Management's Discussion and Analysis of Financial Condition and Results of
Operations should be read in conjunction with the accompanying financial
statements for the periods specified and the associated notes. Further
reference should be made to the Company's Annual Report on Form 10-K for the
year ended December 31, 1996.

RESULTS OF CONTINUING OPERATIONS

Fusion Systems Corporation, together with its subsidiaries (the "Company"),
designs, manufactures, markets and services photostabilizers and ashers used to
make advanced semiconductor devices.

NET REVENUES.  Net revenues, consisting of revenues from system sales, spare
parts, service and royalty revenues, were $19.4 million for the first quarter
of 1997, as compared to $18.4 million in the fourth quarter of 1996 and $24.8
million in the first quarter of 1996.  The sequential increase in the first
quarter of 1997 over the last quarter of 1996 was primarily due to increases in
the shipments of the Gemini(R) product lines. The decrease over the same
quarter in the prior year was due to a general industry slowdown which started
in the third quarter of 1996.

GROSS PROFIT.  The Company's gross profit as a percentage of revenues was 51.5%
in the first quarter of 1997, as compared to 49.2% in the fourth quarter of
1996 and 55.3% in the first quarter of 1996.  The 230 basis point sequential
improvement over the fourth quarter of last year was primarily due to increased
production levels and improvements in manufacturing efficiency, particularly
with respect to the new product lines.  The decline, in comparison with the
first quarter of 1996, was primarily due to the lower production volume which
reduced the Company's ability to absorb its overhead costs.

SELLING, GENERAL AND ADMINISTRATIVE.  Selling, general and administrative
expenses were $3.9 million, $3.9 million and $5.3 million or 20.0%, 21.2% and
21.4% of net revenues for the quarters ended March 28, 1997, December 31, 1996
and March 29, 1996, respectively.  The level of expense in the first quarter of
1997 was comparable to the last quarter of 1996.  The decrease when compared to
the first quarter of 1996 is primarily due to the lower product shipment levels
in 1997, which resulted in lower commission costs, and to the implementation of
significant cost control programs at the time of the downturn last year.

RESEARCH, DEVELOPMENT AND ENGINEERING.  Research, development and engineering
expenses were $3.8 million, $3.9 million and $3.5 million, or 19.7%, 21.3% and
14.0% of net revenues for the quarters ended March 28, 1997, December 31, 1996
and March 29, 1996, respectively.  The relatively small reduction in the first
quarter of 1997 compared to the last quarter of 1996 was due primarily to a
reduction in the amount of materials being consumed in the current quarter.
The increases in dollars and percentage in the first quarter of 1997 versus the
first quarter of last year was primarily due to an increase in the level and
rate of expenditures related to new product and development activities over the
prior year.

OTHER INCOME, NET.  Other income, net of expenses, was $1.4 million, $1.8
million and $560,000 in the quarters ended March 28, 1997, December 31, 1996
and March 29, 1996, respectively. The





                                       9
<PAGE>   10
decrease in the first quarter of 1997, as compared to the last quarter of 1996,
was due to the payment, late in the fourth quarter of last year, of over $30
million in income taxes related to the gain on the sale of the UV curing
business.

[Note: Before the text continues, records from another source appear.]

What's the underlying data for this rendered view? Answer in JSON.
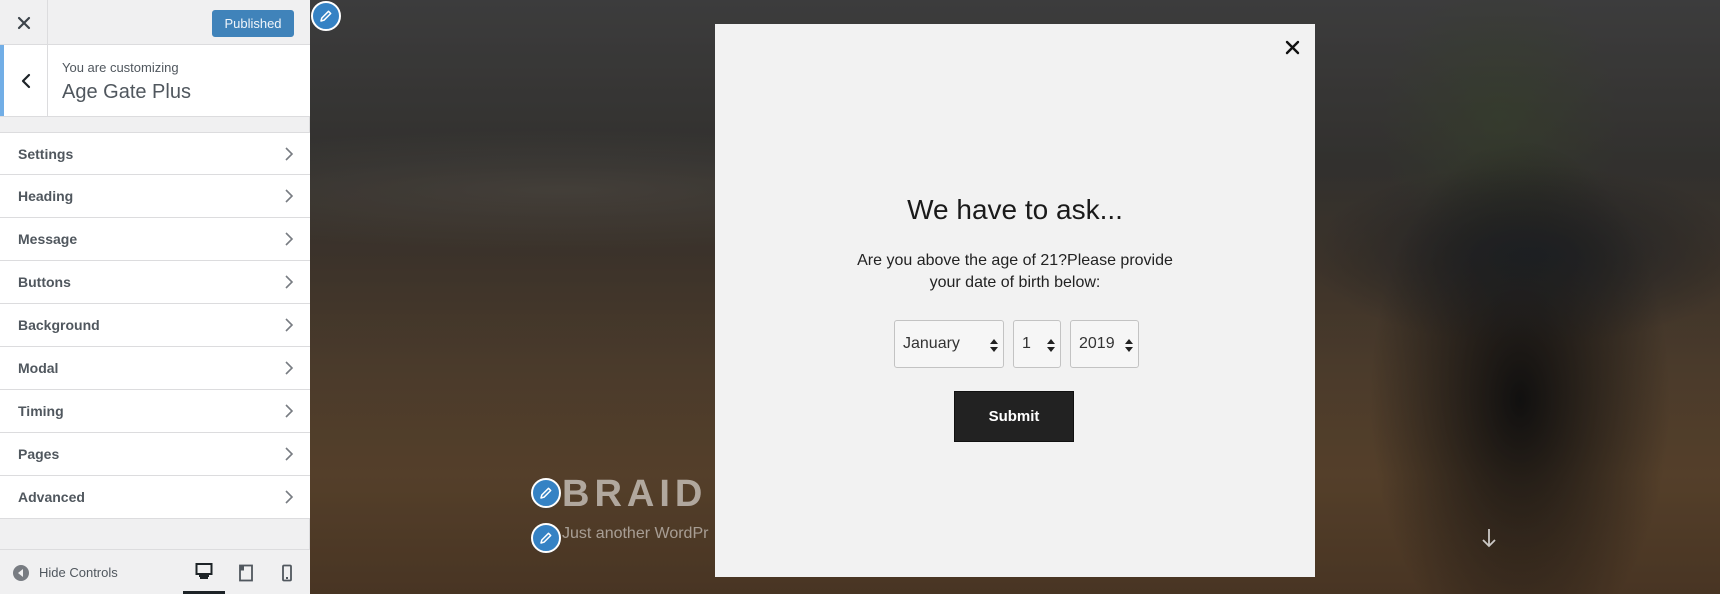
{
  "topbar": {
    "publish_label": "Published"
  },
  "section": {
    "customizing_label": "You are customizing",
    "title": "Age Gate Plus"
  },
  "panels": [
    {
      "label": "Settings"
    },
    {
      "label": "Heading"
    },
    {
      "label": "Message"
    },
    {
      "label": "Buttons"
    },
    {
      "label": "Background"
    },
    {
      "label": "Modal"
    },
    {
      "label": "Timing"
    },
    {
      "label": "Pages"
    },
    {
      "label": "Advanced"
    }
  ],
  "footer": {
    "hide_controls_label": "Hide Controls",
    "devices": [
      "desktop",
      "tablet",
      "mobile"
    ],
    "active_device": "desktop"
  },
  "preview": {
    "site_title": "BRAID V",
    "tagline": "Just another WordPr"
  },
  "modal": {
    "heading": "We have to ask...",
    "message": "Are you above the age of 21?Please provide your date of birth below:",
    "month": "January",
    "day": "1",
    "year": "2019",
    "submit_label": "Submit"
  },
  "colors": {
    "publish_button": "#2271b1",
    "edit_shortcut": "#3582c4",
    "modal_background": "#f2f2f2",
    "submit_button": "#222222"
  },
  "icons": {
    "close": "close-icon",
    "back": "chevron-left-icon",
    "panel": "chevron-right-icon",
    "hide_controls": "collapse-arrow-icon",
    "edit": "pencil-icon",
    "scroll": "arrow-down-icon"
  }
}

The increase in the first quarter of 1997, when compared to the first
quarter of last year, was due to the additional interest earned on the net
proceeds of the sale of the UV curing business.

PROVISION FOR INCOME TAXES.  The Company's effective tax rates were 36.0%,
31.7% and 37.5% for the quarters ended March 28, 1997, December 31, 1996 and
March 29, 1996, respectively. The rate  increase in the first quarter of 1997
compared to the last quarter of 1996 was due to an unusual level of tax credits
and other tax benefits becoming available to the Company during the last
quarter of 1996. The rate decrease, when compared to the first quarter of 1996,
was primarily due to an increase in the level of  benefit provided by the
utilization of a foreign sales corporation and an increase in the research and
development credit.

NET INCOME. As a result of the above performance, net income from continuing
operations for the quarter ended March 31, 1997 was $2.4 million, or $0.31 per
share, as compared to $2.1 million, or $0.26 per share, for the fourth quarter
of 1996 and $3.4 million, or $0.42 per share, for the first quarter of 1996.

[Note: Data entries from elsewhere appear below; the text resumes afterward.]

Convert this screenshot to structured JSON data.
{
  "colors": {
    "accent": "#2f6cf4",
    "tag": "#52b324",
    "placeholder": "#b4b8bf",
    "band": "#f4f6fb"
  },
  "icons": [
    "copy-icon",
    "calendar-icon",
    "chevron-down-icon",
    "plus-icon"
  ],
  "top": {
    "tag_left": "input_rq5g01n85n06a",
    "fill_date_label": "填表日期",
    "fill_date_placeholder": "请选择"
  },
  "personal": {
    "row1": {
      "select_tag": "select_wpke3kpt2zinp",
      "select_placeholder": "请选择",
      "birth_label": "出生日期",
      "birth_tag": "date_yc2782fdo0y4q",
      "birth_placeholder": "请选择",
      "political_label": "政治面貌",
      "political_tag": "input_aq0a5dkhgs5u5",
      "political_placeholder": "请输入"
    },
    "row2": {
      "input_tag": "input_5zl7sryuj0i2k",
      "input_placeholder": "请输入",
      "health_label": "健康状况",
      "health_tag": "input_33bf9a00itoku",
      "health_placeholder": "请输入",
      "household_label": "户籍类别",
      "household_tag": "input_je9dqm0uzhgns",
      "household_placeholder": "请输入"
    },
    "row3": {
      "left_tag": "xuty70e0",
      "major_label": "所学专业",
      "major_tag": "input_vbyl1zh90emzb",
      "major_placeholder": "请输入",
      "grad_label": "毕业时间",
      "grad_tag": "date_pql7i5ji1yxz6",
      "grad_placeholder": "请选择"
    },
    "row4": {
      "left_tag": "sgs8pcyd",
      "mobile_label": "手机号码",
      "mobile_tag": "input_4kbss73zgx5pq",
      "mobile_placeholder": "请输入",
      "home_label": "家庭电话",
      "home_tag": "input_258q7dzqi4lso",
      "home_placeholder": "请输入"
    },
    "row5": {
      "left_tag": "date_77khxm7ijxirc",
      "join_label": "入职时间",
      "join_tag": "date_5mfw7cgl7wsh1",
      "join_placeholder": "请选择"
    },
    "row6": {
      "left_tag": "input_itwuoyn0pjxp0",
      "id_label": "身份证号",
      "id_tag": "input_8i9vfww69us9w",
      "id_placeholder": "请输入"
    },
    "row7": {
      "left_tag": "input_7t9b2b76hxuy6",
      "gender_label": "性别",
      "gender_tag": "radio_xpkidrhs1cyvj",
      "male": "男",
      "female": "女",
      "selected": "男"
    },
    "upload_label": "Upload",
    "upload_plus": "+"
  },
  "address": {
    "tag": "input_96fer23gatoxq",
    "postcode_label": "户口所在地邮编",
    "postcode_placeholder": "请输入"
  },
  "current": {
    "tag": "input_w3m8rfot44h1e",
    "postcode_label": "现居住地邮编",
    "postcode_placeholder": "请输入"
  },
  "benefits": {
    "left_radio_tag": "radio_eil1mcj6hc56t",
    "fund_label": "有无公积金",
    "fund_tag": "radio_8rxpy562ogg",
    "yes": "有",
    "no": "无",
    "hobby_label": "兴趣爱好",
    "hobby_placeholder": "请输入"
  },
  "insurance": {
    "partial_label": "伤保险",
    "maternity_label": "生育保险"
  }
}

LIQUIDITY AND CAPITAL RESOURCES

The Company's cash and marketable securities were $112.3 million as of March
28, 1997, almost $600,000 lower than the $112.9 million available at December
31, 1996. The operating cash flow for the quarter was positive, but net cash
decreased due to payment of accrued expenses related to the sale of the UV
curing business.

The Company's operating cash needs are primarily for working capital and to
fund its capital expenditure program. The Company's capital requirements
typically consist of manufacturing equipment, research and development
equipment, office equipment, leasehold improvements, computers, furniture and
fixtures.  Capital expenditures were $514,000, $1.7 million and $2.3 million in
the three-month periods ended March 28, 1997, December 31, 1996 and March 29,
1996, respectively. The decrease, in both the fourth quarter of 1996 and the
first quarter of 1997, compared to the first quarter of 1996, was due to the
build out of the Rockville manufacturing facility which was completed early in
the first quarter of 1997. The Company expects to spend approximately $6
million for capital expenditures during 1997.

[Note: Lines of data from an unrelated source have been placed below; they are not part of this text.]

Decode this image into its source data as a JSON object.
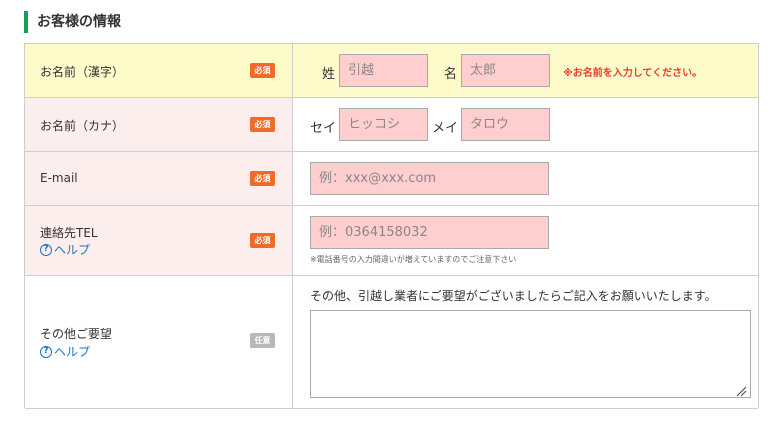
{
  "section": {
    "title": "お客様の情報"
  },
  "rows": {
    "name_kanji": {
      "label": "お名前（漢字）",
      "badge": "必須",
      "last_prefix": "姓",
      "last_placeholder": "引越",
      "first_prefix": "名",
      "first_placeholder": "太郎",
      "error": "※お名前を入力してください。"
    },
    "name_kana": {
      "label": "お名前（カナ）",
      "badge": "必須",
      "last_prefix": "セイ",
      "last_placeholder": "ヒッコシ",
      "first_prefix": "メイ",
      "first_placeholder": "タロウ"
    },
    "email": {
      "label": "E-mail",
      "badge": "必須",
      "placeholder": "例：xxx@xxx.com"
    },
    "tel": {
      "label": "連絡先TEL",
      "help": "ヘルプ",
      "badge": "必須",
      "placeholder": "例：0364158032",
      "note": "※電話番号の入力間違いが増えていますのでご注意下さい"
    },
    "other": {
      "label": "その他ご要望",
      "help": "ヘルプ",
      "badge": "任意",
      "instruction": "その他、引越し業者にご要望がございましたらご記入をお願いいたします。",
      "value": ""
    }
  },
  "colors": {
    "accent": "#15a05a",
    "required_badge": "#f06a28",
    "optional_badge": "#b8b8b8",
    "field_bg": "#ffcfd0",
    "error_text": "#ee3b2a",
    "highlight_row": "#fdfbc9",
    "label_bg": "#fdeeee",
    "help_link": "#1a73c8"
  },
  "icons": {
    "help": "question-circle-icon",
    "resize": "resize-grip-icon"
  }
}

Management expects that existing working capital and cash flow from operations
will be sufficient to meet its working capital and other operating expenditure
requirements for the foreseeable future.

OUTLOOK

The semiconductor capital equipment market has recently been experiencing a
slowdown in the rate of new orders, as well as some order cancellations and
shipment delays from customers, due to market conditions. The Company is not
immune to these conditions.  Although shipments in the first quarter of 1997
were sequentially up from the fourth quarter of 1996, they were substantially
lower than the first quarter of 1996. If sales were to remain substantially
lower than in 1996 or to decrease sequentially, it could have a negative effect
on future revenues and put pressure on operating margins. Management believes
the business is well positioned with its new product lines and currently
believes that general market conditions in the industry are improving.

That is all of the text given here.